Mia’s Journey

written by: Claudia (mother)

My name is Mia Faye, and I am one year old. I am a sassy, silly, brave, and fierce little girl! My nickname is Tikitoos or Tiki for short. My family gave me this nickname because when I was a baby, they would sing this song (eye winker, nose smeller, mouth eater, chinny chopper, tiki tiki tiki too!) I would giggle at the Tiki tiki too part because when they’d say that part it tickled as they tapped on me. My other nickname is girlie pop! My favorite nurse on the Heart and Kidney Unit at Children’s National gave it to me when I was impatient.

I was born with a rare congenital heart defect called a right aortic arch. It occurs 1 in 1,000 people. I also have a vascular ring which is also rare and occurs 1 in 10,000 people. At my mom’s 20 week check up with me they discovered my heart condition and referred my mom to a Perinatal specialist and a fetal Cardiologist.

I was born on November 10th,2023 at 38weeks and 5 days at 10:54am weighing 6lbs 9oz. Everything went smoothly. I did not have any complications from my birth and didn’t need any NICU stays. I was able to go home after 2 days. During the first 6 months of my life. I had loud noisy breathing, and a lot of vomiting. The doctors thought I had reflux. But it was because the compression in my trachea and esophagus was causing me to have these symptoms. The doctors decided I needed a bronchoscopy/ laryngoscopy to see how compressed my Trachea/ Esophagus was. It was compressed at 55%. So, they decided to just watch me and my symptoms closely.

I was 6 months old at the zoo when my mommy noticed my breathing was off and I was gasping for air. My family decided I needed to go to the ER to be seen. The doctors told my mom I was in respiratory failure and needed surgery. I wasn’t allowed to go home until I had heart surgery. My insurance company had denied my surgery and said I was not sick enough. The whole team that was caring for me presented my case to a video conference with the insurance company and the insurance company finally approved my surgery to save my life.  My surgery was 5.5 hours long. Everything went smoothly and was successful except for having left vocal cord paralysis. After 2.5 weeks I was able to go home. Throughout the 2.5 weeks I always had a smile on my face no matter what. After about 4 months from being home my left vocal cord returned to normal.

My family is forever grateful for everything that the nurses, attending’s, fellows, interns, surgeons, and residents and more on the CICU and HKU at Children’s National.

Since my heart surgery one year ago my heart has been doing so much better. I get sick more frequently and every time I get sick, I always end up hospitalized and on oxygen from it. I was also recently diagnosed with Epilepsy in July.

The things I love: Jesus! He is the one that made me who I am with my special heart. My family. My family consists of my mom Claudia, my 3-year-old brother Dash, my grandma that I call Mom-Mom, and lastly my grandpa I call Poppy! My family has always been by my side through every inpatient and outpatient appointments. No matter how stressful all of this has been for them my family has stayed strong and positive for me and never gave up. I love going to school. My favorite thing to do there is art! I also love cats, ducks, books, baby dolls and Ms. Rachel. When I had my heart surgery in June, she made me feel better along with snuggles from my mommy.  Lastly, I love my heart because it makes me even more special than I already am.

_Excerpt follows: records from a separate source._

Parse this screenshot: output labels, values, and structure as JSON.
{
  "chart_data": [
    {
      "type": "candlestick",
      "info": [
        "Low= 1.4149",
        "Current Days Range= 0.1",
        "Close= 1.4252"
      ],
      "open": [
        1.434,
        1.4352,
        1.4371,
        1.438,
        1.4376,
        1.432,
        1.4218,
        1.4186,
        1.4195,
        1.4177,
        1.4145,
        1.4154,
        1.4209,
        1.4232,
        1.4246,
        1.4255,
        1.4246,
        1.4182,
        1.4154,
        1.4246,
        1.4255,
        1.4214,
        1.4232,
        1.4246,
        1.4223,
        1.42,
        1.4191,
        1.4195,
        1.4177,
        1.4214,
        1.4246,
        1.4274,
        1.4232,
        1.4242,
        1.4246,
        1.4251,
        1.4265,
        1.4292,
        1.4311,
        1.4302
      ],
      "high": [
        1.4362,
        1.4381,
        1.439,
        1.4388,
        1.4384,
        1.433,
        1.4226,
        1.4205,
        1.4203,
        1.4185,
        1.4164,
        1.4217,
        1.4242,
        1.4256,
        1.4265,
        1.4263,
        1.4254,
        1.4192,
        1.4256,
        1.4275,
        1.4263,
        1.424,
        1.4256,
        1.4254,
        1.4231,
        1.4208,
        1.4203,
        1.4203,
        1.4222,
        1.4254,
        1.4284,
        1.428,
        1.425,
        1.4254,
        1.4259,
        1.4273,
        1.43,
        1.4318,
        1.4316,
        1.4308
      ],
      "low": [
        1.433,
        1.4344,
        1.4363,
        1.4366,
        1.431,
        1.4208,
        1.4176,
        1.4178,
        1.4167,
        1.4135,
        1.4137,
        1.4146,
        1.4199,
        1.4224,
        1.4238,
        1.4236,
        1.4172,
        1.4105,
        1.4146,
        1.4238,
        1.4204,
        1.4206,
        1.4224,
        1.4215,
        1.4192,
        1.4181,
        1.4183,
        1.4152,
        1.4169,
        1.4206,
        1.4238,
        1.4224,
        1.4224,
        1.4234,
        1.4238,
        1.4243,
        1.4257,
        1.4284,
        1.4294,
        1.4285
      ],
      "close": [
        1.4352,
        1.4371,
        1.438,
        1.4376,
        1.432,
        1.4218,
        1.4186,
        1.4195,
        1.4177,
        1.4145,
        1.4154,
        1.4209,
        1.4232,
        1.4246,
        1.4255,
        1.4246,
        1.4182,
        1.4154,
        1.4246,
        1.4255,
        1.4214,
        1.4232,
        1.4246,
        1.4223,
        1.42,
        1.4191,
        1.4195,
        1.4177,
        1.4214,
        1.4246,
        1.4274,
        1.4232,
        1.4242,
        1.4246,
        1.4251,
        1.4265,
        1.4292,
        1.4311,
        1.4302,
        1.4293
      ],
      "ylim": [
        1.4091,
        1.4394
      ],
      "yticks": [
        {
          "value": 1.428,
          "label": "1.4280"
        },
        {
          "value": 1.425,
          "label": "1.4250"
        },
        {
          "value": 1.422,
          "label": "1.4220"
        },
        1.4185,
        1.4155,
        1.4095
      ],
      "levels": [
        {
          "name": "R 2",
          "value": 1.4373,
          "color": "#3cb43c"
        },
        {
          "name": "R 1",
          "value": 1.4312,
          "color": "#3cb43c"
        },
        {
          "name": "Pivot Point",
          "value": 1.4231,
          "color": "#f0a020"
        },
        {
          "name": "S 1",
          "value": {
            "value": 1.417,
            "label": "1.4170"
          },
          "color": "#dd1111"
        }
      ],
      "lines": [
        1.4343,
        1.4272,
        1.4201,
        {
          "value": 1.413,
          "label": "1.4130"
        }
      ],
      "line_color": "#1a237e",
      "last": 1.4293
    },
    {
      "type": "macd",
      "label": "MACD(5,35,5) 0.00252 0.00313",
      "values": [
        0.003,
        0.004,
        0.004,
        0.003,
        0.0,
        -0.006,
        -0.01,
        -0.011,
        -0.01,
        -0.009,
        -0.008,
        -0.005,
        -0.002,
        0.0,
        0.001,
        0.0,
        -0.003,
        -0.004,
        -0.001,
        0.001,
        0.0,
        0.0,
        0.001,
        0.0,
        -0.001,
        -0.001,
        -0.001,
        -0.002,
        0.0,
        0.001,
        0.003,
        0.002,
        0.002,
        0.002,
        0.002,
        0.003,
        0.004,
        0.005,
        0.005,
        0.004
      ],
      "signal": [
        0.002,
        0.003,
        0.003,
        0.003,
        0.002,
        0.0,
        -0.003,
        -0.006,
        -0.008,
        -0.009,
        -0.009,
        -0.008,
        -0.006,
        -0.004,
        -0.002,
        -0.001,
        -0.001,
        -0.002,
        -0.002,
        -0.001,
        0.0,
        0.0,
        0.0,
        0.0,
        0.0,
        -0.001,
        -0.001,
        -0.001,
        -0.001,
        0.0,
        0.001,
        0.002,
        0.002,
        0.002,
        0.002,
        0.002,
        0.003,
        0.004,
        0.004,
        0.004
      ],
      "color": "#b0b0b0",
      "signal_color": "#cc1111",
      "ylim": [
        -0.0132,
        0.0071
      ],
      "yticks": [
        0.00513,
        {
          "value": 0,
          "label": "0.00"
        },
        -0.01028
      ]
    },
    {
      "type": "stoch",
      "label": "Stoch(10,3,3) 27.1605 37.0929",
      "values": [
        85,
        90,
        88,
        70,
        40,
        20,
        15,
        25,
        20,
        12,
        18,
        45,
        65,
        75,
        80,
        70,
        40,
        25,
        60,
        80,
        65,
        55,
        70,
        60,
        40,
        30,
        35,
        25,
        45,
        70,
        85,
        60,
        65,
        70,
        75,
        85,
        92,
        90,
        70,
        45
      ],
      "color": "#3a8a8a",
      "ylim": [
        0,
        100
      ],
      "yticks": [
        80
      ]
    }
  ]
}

I had my heart surgery in June of 2024 at Children’s National in DC, and it saved my life. My future consists of continuing getting once a year follow ups with my Cardiologist, remaining healthy, spreading awareness about congenital heart defects throughout my community, meeting all my milestones, traveling, making memories with my family, playing with my brother, making friends, and getting an education by going to college. Although I am little, I’m not sure what I want to be when I grow up yet.